Extension gives Supreme Court time to hear case in current term

Biden extends pause on student loan repayment

Christmas has come early for more than 40 million Americans, as President Joe Biden has announced the pause on student loan repayments has been extended to June 30, 2023.

In theory, this gives the U.S. Supreme Court enough time to rule in the current session on whether his debt forgiveness plan can go through. Last week, a federal appeals court issued a nationwide injunction after six states filed a lawsuit that the program not only threatens their future tax revenues, but also requires approval by Congress.

“The injunction will remain in effect until further order of this court or the Supreme Court of the United States,” a three-judge panel of the 8th Circuit Court of Appeals in St. Louis said in its ruling.

“We’re extending the payment pause because it would be deeply unfair to ask borrowers to pay a debt that they wouldn’t have to pay, were it not for the baseless lawsuits brought by Republican officials and special interests,” Education Secretary Miguel Cardona said in a statement.

The pause, which was initially scheduled to end on Dec. 31, 2022, will be extended until 60 days after the Biden administration can proceed and the litigation is resolved, according to a press release by the U.S. Department of Education.

Initially, a federal judge rejected the challenge brought by Nebraska, Missouri, Arkansas, Iowa, Kansas and South Carolina, saying that while they raised “important and significant challenges to the debt relief plan,” they ultimately lacked legal standing. However, the appeals court said that Missouri had shown a likely injury from the program: the Missouri Higher Education Loan Authority (MOHELA), a major loan servicer, would lose revenue under the plan and Missouri’s state treasury department receives money from MOHELA.

“Whatever the eventual outcome of this case, it will affect the finances of millions of Americans with student loan debt as well as those Americans who pay taxes to finance the government and indeed everyone who is affected by such far-reaching fiscal decisions,” the panel said in its ruling.

Earlier this month, the Biden administration stopped accepting applications for relief after a federal district judge in Texas blocked the plan. U.S. District Judge Mark Pittman ruled that the program is “an unconstitutional exercise of Congress’s legislative power and must be vacated,” Politico reported.
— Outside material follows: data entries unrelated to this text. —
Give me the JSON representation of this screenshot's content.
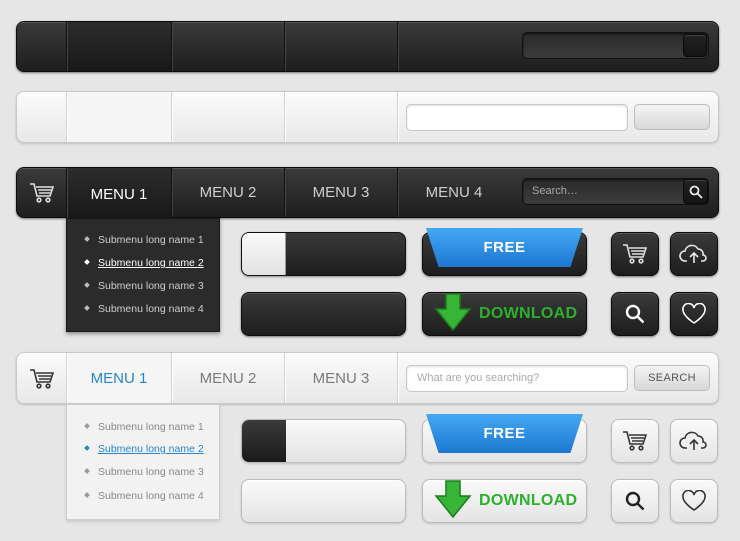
{
  "menus": {
    "dark": {
      "items": [
        "MENU 1",
        "MENU 2",
        "MENU 3",
        "MENU 4"
      ],
      "search_placeholder": "Search…"
    },
    "light": {
      "items": [
        "MENU 1",
        "MENU 2",
        "MENU 3"
      ],
      "search_placeholder": "What are you searching?",
      "search_button": "SEARCH"
    }
  },
  "submenu": [
    "Submenu long name 1",
    "Submenu long name 2",
    "Submenu long name 3",
    "Submenu long name 4"
  ],
  "buttons": {
    "free": "FREE",
    "download": "DOWNLOAD"
  },
  "colors": {
    "accent_blue": "#2a86c9",
    "ribbon_blue": "#1c78d0",
    "download_green": "#2bb12b"
  },
  "icons": [
    "cart-icon",
    "cloud-upload-icon",
    "search-icon",
    "heart-icon",
    "download-arrow-icon"
  ]
}
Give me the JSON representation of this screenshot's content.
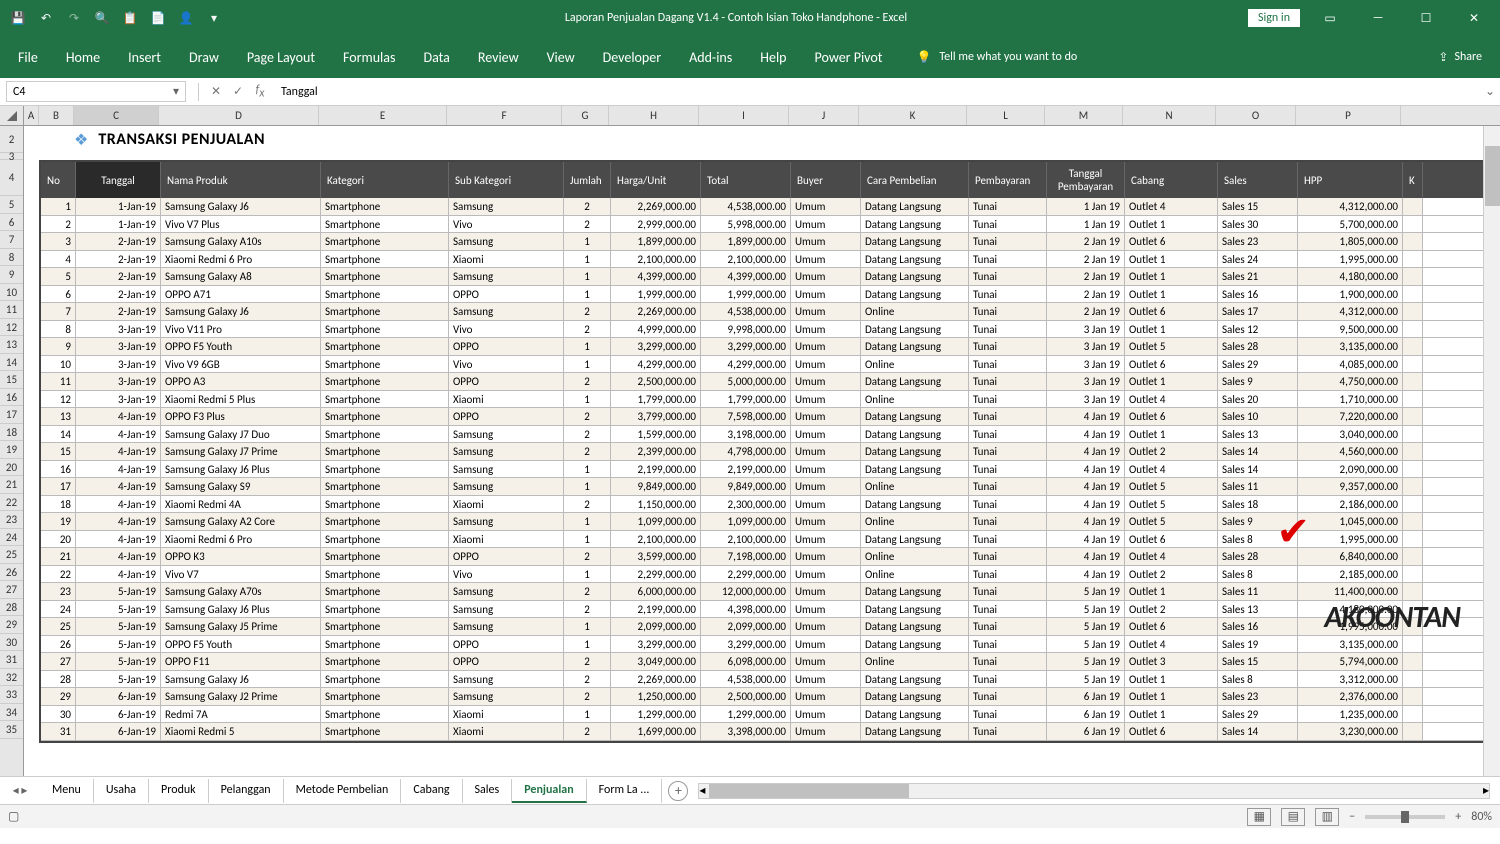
{
  "app": {
    "title": "Laporan Penjualan Dagang V1.4 - Contoh Isian Toko Handphone  -  Excel",
    "signin": "Sign in",
    "share": "Share",
    "tellme": "Tell me what you want to do"
  },
  "ribbon": {
    "file": "File",
    "tabs": [
      "Home",
      "Insert",
      "Draw",
      "Page Layout",
      "Formulas",
      "Data",
      "Review",
      "View",
      "Developer",
      "Add-ins",
      "Help",
      "Power Pivot"
    ]
  },
  "formula_bar": {
    "name_box": "C4",
    "formula": "Tanggal"
  },
  "columns": [
    "A",
    "B",
    "C",
    "D",
    "E",
    "F",
    "G",
    "H",
    "I",
    "J",
    "K",
    "L",
    "M",
    "N",
    "O",
    "P"
  ],
  "sheet": {
    "title": "TRANSAKSI PENJUALAN",
    "headers": {
      "no": "No",
      "tanggal": "Tanggal",
      "nama": "Nama Produk",
      "kategori": "Kategori",
      "sub": "Sub Kategori",
      "jumlah": "Jumlah",
      "harga": "Harga/Unit",
      "total": "Total",
      "buyer": "Buyer",
      "cara": "Cara Pembelian",
      "bayar": "Pembayaran",
      "tglbayar": "Tanggal Pembayaran",
      "cabang": "Cabang",
      "sales": "Sales",
      "hpp": "HPP",
      "k": "K"
    },
    "rows": [
      {
        "n": "1",
        "tgl": "1-Jan-19",
        "nama": "Samsung Galaxy J6",
        "kat": "Smartphone",
        "sub": "Samsung",
        "jml": "2",
        "harga": "2,269,000.00",
        "tot": "4,538,000.00",
        "buy": "Umum",
        "cara": "Datang Langsung",
        "bay": "Tunai",
        "tb": "1 Jan 19",
        "cab": "Outlet 4",
        "sal": "Sales 15",
        "hpp": "4,312,000.00"
      },
      {
        "n": "2",
        "tgl": "1-Jan-19",
        "nama": "Vivo V7 Plus",
        "kat": "Smartphone",
        "sub": "Vivo",
        "jml": "2",
        "harga": "2,999,000.00",
        "tot": "5,998,000.00",
        "buy": "Umum",
        "cara": "Datang Langsung",
        "bay": "Tunai",
        "tb": "1 Jan 19",
        "cab": "Outlet 1",
        "sal": "Sales 30",
        "hpp": "5,700,000.00"
      },
      {
        "n": "3",
        "tgl": "2-Jan-19",
        "nama": "Samsung Galaxy A10s",
        "kat": "Smartphone",
        "sub": "Samsung",
        "jml": "1",
        "harga": "1,899,000.00",
        "tot": "1,899,000.00",
        "buy": "Umum",
        "cara": "Datang Langsung",
        "bay": "Tunai",
        "tb": "2 Jan 19",
        "cab": "Outlet 6",
        "sal": "Sales 23",
        "hpp": "1,805,000.00"
      },
      {
        "n": "4",
        "tgl": "2-Jan-19",
        "nama": "Xiaomi Redmi 6 Pro",
        "kat": "Smartphone",
        "sub": "Xiaomi",
        "jml": "1",
        "harga": "2,100,000.00",
        "tot": "2,100,000.00",
        "buy": "Umum",
        "cara": "Datang Langsung",
        "bay": "Tunai",
        "tb": "2 Jan 19",
        "cab": "Outlet 1",
        "sal": "Sales 24",
        "hpp": "1,995,000.00"
      },
      {
        "n": "5",
        "tgl": "2-Jan-19",
        "nama": "Samsung Galaxy A8",
        "kat": "Smartphone",
        "sub": "Samsung",
        "jml": "1",
        "harga": "4,399,000.00",
        "tot": "4,399,000.00",
        "buy": "Umum",
        "cara": "Datang Langsung",
        "bay": "Tunai",
        "tb": "2 Jan 19",
        "cab": "Outlet 1",
        "sal": "Sales 21",
        "hpp": "4,180,000.00"
      },
      {
        "n": "6",
        "tgl": "2-Jan-19",
        "nama": "OPPO A71",
        "kat": "Smartphone",
        "sub": "OPPO",
        "jml": "1",
        "harga": "1,999,000.00",
        "tot": "1,999,000.00",
        "buy": "Umum",
        "cara": "Datang Langsung",
        "bay": "Tunai",
        "tb": "2 Jan 19",
        "cab": "Outlet 1",
        "sal": "Sales 16",
        "hpp": "1,900,000.00"
      },
      {
        "n": "7",
        "tgl": "2-Jan-19",
        "nama": "Samsung Galaxy J6",
        "kat": "Smartphone",
        "sub": "Samsung",
        "jml": "2",
        "harga": "2,269,000.00",
        "tot": "4,538,000.00",
        "buy": "Umum",
        "cara": "Online",
        "bay": "Tunai",
        "tb": "2 Jan 19",
        "cab": "Outlet 6",
        "sal": "Sales 17",
        "hpp": "4,312,000.00"
      },
      {
        "n": "8",
        "tgl": "3-Jan-19",
        "nama": "Vivo V11 Pro",
        "kat": "Smartphone",
        "sub": "Vivo",
        "jml": "2",
        "harga": "4,999,000.00",
        "tot": "9,998,000.00",
        "buy": "Umum",
        "cara": "Datang Langsung",
        "bay": "Tunai",
        "tb": "3 Jan 19",
        "cab": "Outlet 1",
        "sal": "Sales 12",
        "hpp": "9,500,000.00"
      },
      {
        "n": "9",
        "tgl": "3-Jan-19",
        "nama": "OPPO F5 Youth",
        "kat": "Smartphone",
        "sub": "OPPO",
        "jml": "1",
        "harga": "3,299,000.00",
        "tot": "3,299,000.00",
        "buy": "Umum",
        "cara": "Datang Langsung",
        "bay": "Tunai",
        "tb": "3 Jan 19",
        "cab": "Outlet 5",
        "sal": "Sales 28",
        "hpp": "3,135,000.00"
      },
      {
        "n": "10",
        "tgl": "3-Jan-19",
        "nama": "Vivo V9 6GB",
        "kat": "Smartphone",
        "sub": "Vivo",
        "jml": "1",
        "harga": "4,299,000.00",
        "tot": "4,299,000.00",
        "buy": "Umum",
        "cara": "Online",
        "bay": "Tunai",
        "tb": "3 Jan 19",
        "cab": "Outlet 6",
        "sal": "Sales 29",
        "hpp": "4,085,000.00"
      },
      {
        "n": "11",
        "tgl": "3-Jan-19",
        "nama": "OPPO A3",
        "kat": "Smartphone",
        "sub": "OPPO",
        "jml": "2",
        "harga": "2,500,000.00",
        "tot": "5,000,000.00",
        "buy": "Umum",
        "cara": "Datang Langsung",
        "bay": "Tunai",
        "tb": "3 Jan 19",
        "cab": "Outlet 1",
        "sal": "Sales 9",
        "hpp": "4,750,000.00"
      },
      {
        "n": "12",
        "tgl": "3-Jan-19",
        "nama": "Xiaomi Redmi 5 Plus",
        "kat": "Smartphone",
        "sub": "Xiaomi",
        "jml": "1",
        "harga": "1,799,000.00",
        "tot": "1,799,000.00",
        "buy": "Umum",
        "cara": "Online",
        "bay": "Tunai",
        "tb": "3 Jan 19",
        "cab": "Outlet 4",
        "sal": "Sales 20",
        "hpp": "1,710,000.00"
      },
      {
        "n": "13",
        "tgl": "4-Jan-19",
        "nama": "OPPO F3 Plus",
        "kat": "Smartphone",
        "sub": "OPPO",
        "jml": "2",
        "harga": "3,799,000.00",
        "tot": "7,598,000.00",
        "buy": "Umum",
        "cara": "Datang Langsung",
        "bay": "Tunai",
        "tb": "4 Jan 19",
        "cab": "Outlet 6",
        "sal": "Sales 10",
        "hpp": "7,220,000.00"
      },
      {
        "n": "14",
        "tgl": "4-Jan-19",
        "nama": "Samsung Galaxy J7 Duo",
        "kat": "Smartphone",
        "sub": "Samsung",
        "jml": "2",
        "harga": "1,599,000.00",
        "tot": "3,198,000.00",
        "buy": "Umum",
        "cara": "Datang Langsung",
        "bay": "Tunai",
        "tb": "4 Jan 19",
        "cab": "Outlet 1",
        "sal": "Sales 13",
        "hpp": "3,040,000.00"
      },
      {
        "n": "15",
        "tgl": "4-Jan-19",
        "nama": "Samsung Galaxy J7 Prime",
        "kat": "Smartphone",
        "sub": "Samsung",
        "jml": "2",
        "harga": "2,399,000.00",
        "tot": "4,798,000.00",
        "buy": "Umum",
        "cara": "Datang Langsung",
        "bay": "Tunai",
        "tb": "4 Jan 19",
        "cab": "Outlet 2",
        "sal": "Sales 14",
        "hpp": "4,560,000.00"
      },
      {
        "n": "16",
        "tgl": "4-Jan-19",
        "nama": "Samsung Galaxy J6 Plus",
        "kat": "Smartphone",
        "sub": "Samsung",
        "jml": "1",
        "harga": "2,199,000.00",
        "tot": "2,199,000.00",
        "buy": "Umum",
        "cara": "Datang Langsung",
        "bay": "Tunai",
        "tb": "4 Jan 19",
        "cab": "Outlet 4",
        "sal": "Sales 14",
        "hpp": "2,090,000.00"
      },
      {
        "n": "17",
        "tgl": "4-Jan-19",
        "nama": "Samsung Galaxy S9",
        "kat": "Smartphone",
        "sub": "Samsung",
        "jml": "1",
        "harga": "9,849,000.00",
        "tot": "9,849,000.00",
        "buy": "Umum",
        "cara": "Online",
        "bay": "Tunai",
        "tb": "4 Jan 19",
        "cab": "Outlet 5",
        "sal": "Sales 11",
        "hpp": "9,357,000.00"
      },
      {
        "n": "18",
        "tgl": "4-Jan-19",
        "nama": "Xiaomi Redmi 4A",
        "kat": "Smartphone",
        "sub": "Xiaomi",
        "jml": "2",
        "harga": "1,150,000.00",
        "tot": "2,300,000.00",
        "buy": "Umum",
        "cara": "Datang Langsung",
        "bay": "Tunai",
        "tb": "4 Jan 19",
        "cab": "Outlet 5",
        "sal": "Sales 18",
        "hpp": "2,186,000.00"
      },
      {
        "n": "19",
        "tgl": "4-Jan-19",
        "nama": "Samsung Galaxy A2 Core",
        "kat": "Smartphone",
        "sub": "Samsung",
        "jml": "1",
        "harga": "1,099,000.00",
        "tot": "1,099,000.00",
        "buy": "Umum",
        "cara": "Online",
        "bay": "Tunai",
        "tb": "4 Jan 19",
        "cab": "Outlet 5",
        "sal": "Sales 9",
        "hpp": "1,045,000.00"
      },
      {
        "n": "20",
        "tgl": "4-Jan-19",
        "nama": "Xiaomi Redmi 6 Pro",
        "kat": "Smartphone",
        "sub": "Xiaomi",
        "jml": "1",
        "harga": "2,100,000.00",
        "tot": "2,100,000.00",
        "buy": "Umum",
        "cara": "Datang Langsung",
        "bay": "Tunai",
        "tb": "4 Jan 19",
        "cab": "Outlet 6",
        "sal": "Sales 8",
        "hpp": "1,995,000.00"
      },
      {
        "n": "21",
        "tgl": "4-Jan-19",
        "nama": "OPPO K3",
        "kat": "Smartphone",
        "sub": "OPPO",
        "jml": "2",
        "harga": "3,599,000.00",
        "tot": "7,198,000.00",
        "buy": "Umum",
        "cara": "Online",
        "bay": "Tunai",
        "tb": "4 Jan 19",
        "cab": "Outlet 4",
        "sal": "Sales 28",
        "hpp": "6,840,000.00"
      },
      {
        "n": "22",
        "tgl": "4-Jan-19",
        "nama": "Vivo V7",
        "kat": "Smartphone",
        "sub": "Vivo",
        "jml": "1",
        "harga": "2,299,000.00",
        "tot": "2,299,000.00",
        "buy": "Umum",
        "cara": "Online",
        "bay": "Tunai",
        "tb": "4 Jan 19",
        "cab": "Outlet 2",
        "sal": "Sales 8",
        "hpp": "2,185,000.00"
      },
      {
        "n": "23",
        "tgl": "5-Jan-19",
        "nama": "Samsung Galaxy A70s",
        "kat": "Smartphone",
        "sub": "Samsung",
        "jml": "2",
        "harga": "6,000,000.00",
        "tot": "12,000,000.00",
        "buy": "Umum",
        "cara": "Datang Langsung",
        "bay": "Tunai",
        "tb": "5 Jan 19",
        "cab": "Outlet 1",
        "sal": "Sales 11",
        "hpp": "11,400,000.00"
      },
      {
        "n": "24",
        "tgl": "5-Jan-19",
        "nama": "Samsung Galaxy J6 Plus",
        "kat": "Smartphone",
        "sub": "Samsung",
        "jml": "2",
        "harga": "2,199,000.00",
        "tot": "4,398,000.00",
        "buy": "Umum",
        "cara": "Datang Langsung",
        "bay": "Tunai",
        "tb": "5 Jan 19",
        "cab": "Outlet 2",
        "sal": "Sales 13",
        "hpp": "4,180,000.00"
      },
      {
        "n": "25",
        "tgl": "5-Jan-19",
        "nama": "Samsung Galaxy J5 Prime",
        "kat": "Smartphone",
        "sub": "Samsung",
        "jml": "1",
        "harga": "2,099,000.00",
        "tot": "2,099,000.00",
        "buy": "Umum",
        "cara": "Datang Langsung",
        "bay": "Tunai",
        "tb": "5 Jan 19",
        "cab": "Outlet 6",
        "sal": "Sales 16",
        "hpp": "1,995,000.00"
      },
      {
        "n": "26",
        "tgl": "5-Jan-19",
        "nama": "OPPO F5 Youth",
        "kat": "Smartphone",
        "sub": "OPPO",
        "jml": "1",
        "harga": "3,299,000.00",
        "tot": "3,299,000.00",
        "buy": "Umum",
        "cara": "Datang Langsung",
        "bay": "Tunai",
        "tb": "5 Jan 19",
        "cab": "Outlet 4",
        "sal": "Sales 19",
        "hpp": "3,135,000.00"
      },
      {
        "n": "27",
        "tgl": "5-Jan-19",
        "nama": "OPPO F11",
        "kat": "Smartphone",
        "sub": "OPPO",
        "jml": "2",
        "harga": "3,049,000.00",
        "tot": "6,098,000.00",
        "buy": "Umum",
        "cara": "Online",
        "bay": "Tunai",
        "tb": "5 Jan 19",
        "cab": "Outlet 3",
        "sal": "Sales 15",
        "hpp": "5,794,000.00"
      },
      {
        "n": "28",
        "tgl": "5-Jan-19",
        "nama": "Samsung Galaxy J6",
        "kat": "Smartphone",
        "sub": "Samsung",
        "jml": "2",
        "harga": "2,269,000.00",
        "tot": "4,538,000.00",
        "buy": "Umum",
        "cara": "Datang Langsung",
        "bay": "Tunai",
        "tb": "5 Jan 19",
        "cab": "Outlet 1",
        "sal": "Sales 8",
        "hpp": "3,312,000.00"
      },
      {
        "n": "29",
        "tgl": "6-Jan-19",
        "nama": "Samsung Galaxy J2 Prime",
        "kat": "Smartphone",
        "sub": "Samsung",
        "jml": "2",
        "harga": "1,250,000.00",
        "tot": "2,500,000.00",
        "buy": "Umum",
        "cara": "Datang Langsung",
        "bay": "Tunai",
        "tb": "6 Jan 19",
        "cab": "Outlet 1",
        "sal": "Sales 23",
        "hpp": "2,376,000.00"
      },
      {
        "n": "30",
        "tgl": "6-Jan-19",
        "nama": "Redmi 7A",
        "kat": "Smartphone",
        "sub": "Xiaomi",
        "jml": "1",
        "harga": "1,299,000.00",
        "tot": "1,299,000.00",
        "buy": "Umum",
        "cara": "Datang Langsung",
        "bay": "Tunai",
        "tb": "6 Jan 19",
        "cab": "Outlet 1",
        "sal": "Sales 29",
        "hpp": "1,235,000.00"
      },
      {
        "n": "31",
        "tgl": "6-Jan-19",
        "nama": "Xiaomi Redmi 5",
        "kat": "Smartphone",
        "sub": "Xiaomi",
        "jml": "2",
        "harga": "1,699,000.00",
        "tot": "3,398,000.00",
        "buy": "Umum",
        "cara": "Datang Langsung",
        "bay": "Tunai",
        "tb": "6 Jan 19",
        "cab": "Outlet 6",
        "sal": "Sales 14",
        "hpp": "3,230,000.00"
      }
    ]
  },
  "tabs": [
    "Menu",
    "Usaha",
    "Produk",
    "Pelanggan",
    "Metode Pembelian",
    "Cabang",
    "Sales",
    "Penjualan",
    "Form La  ..."
  ],
  "tabs_active": "Penjualan",
  "status": {
    "zoom": "80%"
  },
  "row_numbers": [
    "2",
    "3",
    "4",
    "5",
    "6",
    "7",
    "8",
    "9",
    "10",
    "11",
    "12",
    "13",
    "14",
    "15",
    "16",
    "17",
    "18",
    "19",
    "20",
    "21",
    "22",
    "23",
    "24",
    "25",
    "26",
    "27",
    "28",
    "29",
    "30",
    "31",
    "32",
    "33",
    "34",
    "35"
  ]
}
In August, Biden announced his long-awaited plan to tackle the national student debt crisis, directing the Department of Education to cancel $10,000 in federal student loan debt per borrower, for those making less than $125,000 annually. Meanwhile, recipients of Pell Grants, awarded only to undergraduate students who display exceptional financial need, will see up to $20,000 wiped out. According to The White House, the historic initiative would assist up to 43 million borrowers, including eliminating the full remaining balance for roughly 20 million borrowers.

“As conversations around the debt landscape have evolved and more attention has been paid to the significant financial and emotional toll of student debt, employers have begun to take a closer look and think through solutions for their employees,” Kristen Carlisle, general manager at Betterment at Work, told HRD in August.

More than half of employees (57%) believe their employers should play a role in helping them pay down their student debt, whether that’s via direct financial support or offering digital tools or advisors to help guide them through the process, according to a Betterment survey conducted last year.

HR leaders are taking notice. Student loan repayment assistance is the second most popular benefit (behind financial wellness) employers are looking to add in the coming years, according to the 2021 SmartDollar Financial Wellness Benefits Study by Ramsey Solutions.

“We’re increasingly hearing from others in the industry that businesses are beginning to match employee contributions to their student loans, a cutting-edge benefit that we expect to increase in popularity to help employees combat this difficult financial burden,” Carlisle said.